Scheint sich hauptsächlich um Unterschiede in den Formulierungen zu handeln.
Es ist wie in vielen Bereichen - da werden großspurig 'neue Schachregeln' angekündigt, und alle befürchten schon, dass jetzt z.B. der Springer anders zieht, und dann handelt es sich nur um leichte Umformulierungen der alten Regeln.
Im Schach wäre es prinzipiell - im Gegensatz zu Mathematik und Naturwissenschaften - sogar möglich, die Regeln völlig willkürlich zu ändern, ähnlich wie bei den Corona-Regeln, wo wir uns ja zeitweise ebenfalls alle paar Wochen, manchmal sogar alle paar Tage auf neue Regeln einstellen mussten.
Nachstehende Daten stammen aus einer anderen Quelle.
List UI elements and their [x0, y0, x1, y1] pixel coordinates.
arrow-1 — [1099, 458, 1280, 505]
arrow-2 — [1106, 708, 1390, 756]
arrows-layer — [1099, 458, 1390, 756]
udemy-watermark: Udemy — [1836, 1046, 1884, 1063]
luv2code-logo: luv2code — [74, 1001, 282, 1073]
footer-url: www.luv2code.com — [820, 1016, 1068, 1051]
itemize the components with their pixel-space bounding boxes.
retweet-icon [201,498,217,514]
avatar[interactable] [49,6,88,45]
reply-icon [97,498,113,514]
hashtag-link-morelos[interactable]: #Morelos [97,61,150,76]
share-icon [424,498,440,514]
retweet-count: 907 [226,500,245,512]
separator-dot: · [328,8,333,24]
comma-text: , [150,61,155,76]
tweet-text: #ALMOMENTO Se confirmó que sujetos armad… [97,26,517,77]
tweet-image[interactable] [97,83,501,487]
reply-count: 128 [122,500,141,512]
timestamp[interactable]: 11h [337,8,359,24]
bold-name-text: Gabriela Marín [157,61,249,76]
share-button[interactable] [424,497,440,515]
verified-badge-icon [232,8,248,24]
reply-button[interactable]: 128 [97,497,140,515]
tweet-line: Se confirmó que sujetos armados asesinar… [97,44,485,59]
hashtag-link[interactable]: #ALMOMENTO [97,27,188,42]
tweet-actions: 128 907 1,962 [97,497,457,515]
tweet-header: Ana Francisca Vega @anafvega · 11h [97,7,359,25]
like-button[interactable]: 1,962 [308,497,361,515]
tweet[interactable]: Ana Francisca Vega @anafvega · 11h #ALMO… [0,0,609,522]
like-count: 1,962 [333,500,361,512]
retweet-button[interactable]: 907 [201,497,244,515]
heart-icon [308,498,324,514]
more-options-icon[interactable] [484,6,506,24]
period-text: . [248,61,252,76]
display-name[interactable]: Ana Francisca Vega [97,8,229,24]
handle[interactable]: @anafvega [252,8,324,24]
Bei Änderung der Zugweise der Figuren würden allerdings tatsächlich alle bis dato geschriebenen Schachbücher und Artikel über Schach hinfällig, ebenso die Datenbanken, auch verlieren alle bisher gespielten Partien ihren Lehrwert, und die ganze Eröffnungstheorie kann in den Eimer, genau wie die Engines.
So betrachtet, hätte eine derartig radikale Regeländerung aber tatsächlich etwas für sich. Man müsste dann plötzlich wieder komplett selber spielen! Bei den Schachvarianten wie z.B. dem von einigen chessmailern fast schon religiös verehrten Schachfußball ist das ja jetzt schon so, allerdings finde ich die Schachfußball-Regeln jetzt persönlich nicht sehr reizvoll, und ich verstehe auch die Partien meist nicht. Vielleicht weil ich - obwohl Mathematiker - kein Rechner, sondern mehr ein intuitiver Spieler bin, und bei Regeländerung geht eben auch die ganze Intuition in den Eimer.
Um aber auf das Thema des Threads zurückzukommen: Es scheint sich wieder mal um 'viel Wind um nichts' zu handeln! Die 'neuen' Schachregeln sind die alten, stellenweise leicht umformuliert.